The A320neo series became the knight in shining armor for Airbus as it took down Boeing’s 737MAX in terms of orders and even absolute number of deliveries since the birth of both aircraft. The 737 series was the most popular jet in aviation history. The A320 now overtook it with overall orders, despite it being launched 20 years later than the 737.

Another huge setback for Boeing has been Qantas’ preference of the Airbus A350 instead of the 777X for Project Sunrise, as was recently announced.

A320 and A220; Cousins?

In the A320neo family, one that hit the real jackpot is the A321XLR variant. It secured so many orders, that Airbus was not even ready for it. Other than the A320 family, the Bombardier manufactured turned Airbus brand, the A220 has found success as well.

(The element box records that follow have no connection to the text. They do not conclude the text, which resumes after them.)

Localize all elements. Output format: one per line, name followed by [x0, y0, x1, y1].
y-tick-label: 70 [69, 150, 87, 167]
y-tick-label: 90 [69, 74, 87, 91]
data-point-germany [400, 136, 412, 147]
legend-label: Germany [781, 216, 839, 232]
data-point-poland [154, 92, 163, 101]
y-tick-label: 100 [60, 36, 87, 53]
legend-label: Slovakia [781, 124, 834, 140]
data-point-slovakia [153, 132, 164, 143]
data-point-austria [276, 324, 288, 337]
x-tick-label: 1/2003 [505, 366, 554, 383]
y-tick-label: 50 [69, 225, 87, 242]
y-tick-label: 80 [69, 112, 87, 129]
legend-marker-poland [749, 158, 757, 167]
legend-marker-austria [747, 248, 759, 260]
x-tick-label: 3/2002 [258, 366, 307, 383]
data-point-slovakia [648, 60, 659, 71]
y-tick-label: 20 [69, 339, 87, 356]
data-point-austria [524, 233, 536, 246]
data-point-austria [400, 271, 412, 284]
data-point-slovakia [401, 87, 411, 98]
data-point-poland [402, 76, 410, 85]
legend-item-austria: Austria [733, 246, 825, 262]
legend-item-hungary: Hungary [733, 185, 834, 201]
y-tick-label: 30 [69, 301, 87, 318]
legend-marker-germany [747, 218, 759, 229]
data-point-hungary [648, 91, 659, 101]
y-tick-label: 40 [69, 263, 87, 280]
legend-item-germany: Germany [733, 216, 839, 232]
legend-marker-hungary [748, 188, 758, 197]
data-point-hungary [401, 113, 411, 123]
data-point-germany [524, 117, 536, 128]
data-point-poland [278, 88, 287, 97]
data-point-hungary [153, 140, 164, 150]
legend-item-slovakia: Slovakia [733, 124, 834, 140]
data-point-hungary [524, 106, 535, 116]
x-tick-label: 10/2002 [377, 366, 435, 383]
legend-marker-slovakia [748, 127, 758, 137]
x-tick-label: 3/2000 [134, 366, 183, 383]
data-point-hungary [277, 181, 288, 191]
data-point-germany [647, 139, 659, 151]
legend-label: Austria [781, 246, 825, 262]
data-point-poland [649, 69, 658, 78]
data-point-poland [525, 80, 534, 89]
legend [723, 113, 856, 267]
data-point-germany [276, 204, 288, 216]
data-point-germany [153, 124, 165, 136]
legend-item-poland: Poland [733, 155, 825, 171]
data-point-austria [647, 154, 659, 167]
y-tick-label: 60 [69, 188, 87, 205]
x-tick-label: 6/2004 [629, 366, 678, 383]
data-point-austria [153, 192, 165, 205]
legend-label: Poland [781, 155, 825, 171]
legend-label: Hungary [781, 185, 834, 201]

Boeing aimed at flying the 737MAX by the end of this air, but that has past and now production has been temporarily halted for the MAX as well. 2021 is going to be a year of reclamation for Boeing as it seeks to restore its reputation.

For Airbus, it is smooth sailing into the new year, with it only having to worry about delivering the airplanes on time. Note that 2019 was also the 50th anniversary for the European giant. Let’s see if Airbus manages to keep its lead in 2020.

With that, Team Aviation Geeks wishes the World of Aviation a very happy new year. Clear skies and happy landings!